Так Анна охарактеризовала восстановление наших отношений. Но рояль оказался здорово расстроенным. Ничего удивительного, что настроить его заново сейчас – дело далеко не одного дня и даже не одного месяца. Но мы оба поняли, что нам нужно. Почти год ни у кого из нас не было пары. Мы устали. Мы встретились в нашем любимом кафе на Восстания. Мы говорили долго, несколько часов. На нас странно поглядывали парочки с соседних столов. Завидовали. Мало кто может вот так взять и поднять чувства, кажущиеся мертвыми, спустя год после разлуки. Время доказало, что мы нужны друг другу. Но ей трудно сейчас определиться с направлением своих действий. Она часто не хочет говорить ни об этом, ни о чем-то еще. Просит дать ей время. Просит не мучить ее. Но это все пройдет. Я знаю.

 

Солнце наполнило весь мир вокруг.

Всегда будет лето.

Я прищуриваюсь, глядя в окно. Потом смотрю на Анну. Она задумчива. Серьезна. Я спрашиваю, почему так. Она молчит. Отпивает молочный коктейль через трубочку. Сосет его до тех пор, пока мерзкий звук в трубочке не сообщает, что коктейль иссяк.

Я снова спрашиваю, что не так. Она почесывает щеку. Задумчиво смотрит в окно.

- Знаешь, я все равно всегда хочу чего-то большего, - она.

- Прости?

- Я хочу чего-то нового. Я засиделась на старых позициях. Где мы?
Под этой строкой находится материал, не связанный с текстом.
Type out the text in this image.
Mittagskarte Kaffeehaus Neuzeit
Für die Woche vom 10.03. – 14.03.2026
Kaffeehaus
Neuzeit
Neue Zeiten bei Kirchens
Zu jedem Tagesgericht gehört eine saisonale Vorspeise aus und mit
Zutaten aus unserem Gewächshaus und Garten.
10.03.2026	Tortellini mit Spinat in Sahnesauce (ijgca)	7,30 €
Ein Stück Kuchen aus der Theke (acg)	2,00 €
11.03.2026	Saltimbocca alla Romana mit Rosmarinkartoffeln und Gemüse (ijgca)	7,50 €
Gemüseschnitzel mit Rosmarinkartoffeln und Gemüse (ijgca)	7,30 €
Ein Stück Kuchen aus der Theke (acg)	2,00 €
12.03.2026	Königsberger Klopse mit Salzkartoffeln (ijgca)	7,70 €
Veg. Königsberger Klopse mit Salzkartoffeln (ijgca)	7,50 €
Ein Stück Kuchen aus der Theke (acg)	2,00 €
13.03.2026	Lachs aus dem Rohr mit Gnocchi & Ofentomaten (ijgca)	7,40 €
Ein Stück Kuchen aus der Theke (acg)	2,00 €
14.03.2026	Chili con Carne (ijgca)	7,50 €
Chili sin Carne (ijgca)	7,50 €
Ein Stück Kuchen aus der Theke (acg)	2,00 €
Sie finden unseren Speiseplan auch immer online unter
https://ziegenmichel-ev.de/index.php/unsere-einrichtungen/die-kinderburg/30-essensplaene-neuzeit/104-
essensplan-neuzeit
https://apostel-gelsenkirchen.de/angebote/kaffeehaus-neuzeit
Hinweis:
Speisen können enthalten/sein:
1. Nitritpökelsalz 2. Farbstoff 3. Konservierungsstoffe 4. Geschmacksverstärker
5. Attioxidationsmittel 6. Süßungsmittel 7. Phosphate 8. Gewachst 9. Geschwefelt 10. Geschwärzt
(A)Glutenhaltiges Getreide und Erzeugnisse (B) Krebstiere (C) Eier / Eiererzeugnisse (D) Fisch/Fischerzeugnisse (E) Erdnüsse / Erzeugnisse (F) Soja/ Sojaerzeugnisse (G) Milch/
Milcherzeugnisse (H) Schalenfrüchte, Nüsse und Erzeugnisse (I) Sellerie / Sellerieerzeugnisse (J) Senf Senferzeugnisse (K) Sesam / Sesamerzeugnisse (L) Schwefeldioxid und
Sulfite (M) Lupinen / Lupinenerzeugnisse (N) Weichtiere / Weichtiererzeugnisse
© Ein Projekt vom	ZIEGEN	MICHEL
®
- Кафе. «Адмиралтейская», - удивленно; странный вопрос с ее стороны; возможно, перегрев на солнце? – Центр.

- Круто, - кивает. - Хочу, чтоб ты оттрахал меня прямо на улице. В Центре. Чтоб ты долго имел меня стоя прямо на дворцовой, и если кто-то из похожих тоже захочет мне вставить, дал бы ему это сделать. Чтобы я лизала его потные яйца, а ты кончил в меня по полной.

- А ты на таблетках? – смущенно спрашиваю, стараясь спокойно, с пониманием относиться к ее заявлению.
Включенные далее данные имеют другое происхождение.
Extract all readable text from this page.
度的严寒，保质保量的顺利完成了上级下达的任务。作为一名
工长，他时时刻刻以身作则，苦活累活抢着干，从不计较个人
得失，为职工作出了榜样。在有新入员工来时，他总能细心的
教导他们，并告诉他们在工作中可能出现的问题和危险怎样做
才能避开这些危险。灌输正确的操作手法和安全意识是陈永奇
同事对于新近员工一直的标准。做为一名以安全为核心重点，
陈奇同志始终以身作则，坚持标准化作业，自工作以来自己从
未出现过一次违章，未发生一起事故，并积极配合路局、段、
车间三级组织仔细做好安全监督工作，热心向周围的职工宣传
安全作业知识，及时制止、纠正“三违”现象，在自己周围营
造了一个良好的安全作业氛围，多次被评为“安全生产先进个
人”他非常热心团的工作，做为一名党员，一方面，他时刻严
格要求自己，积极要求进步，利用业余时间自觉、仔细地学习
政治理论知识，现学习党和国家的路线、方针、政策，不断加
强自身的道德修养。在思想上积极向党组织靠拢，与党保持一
- Нет. Но в случае чего – я сделаю аборт. Не проблема.

Через полчаса мы на дворцовой. Нас уже снимают на мобильники, планшеты, цифровые камеры прохожие, и мы скрываем лица – Анна тонким платком, я – рукой. Я не могу держаться дольше трех минут и изливаю в нее, мне кажется, океан спермы. Обстановка заводит меня и давит на голову одновременно. Анна еще стонет от последнего оргазма, а потом к нам подходит темный паренек, предлагает свое участие, и она расстегивает ему штаны, выдергивает его длинный и уже готовый к употреблению член, а дальше я даже не могу смотреть, хотя и вынужден. Но через минуту у меня снова встает от этого странного зрелища, и я озираюсь, ищу глазами ментов, но их нет – вокруг только зеваки, и я вставляю ей снова.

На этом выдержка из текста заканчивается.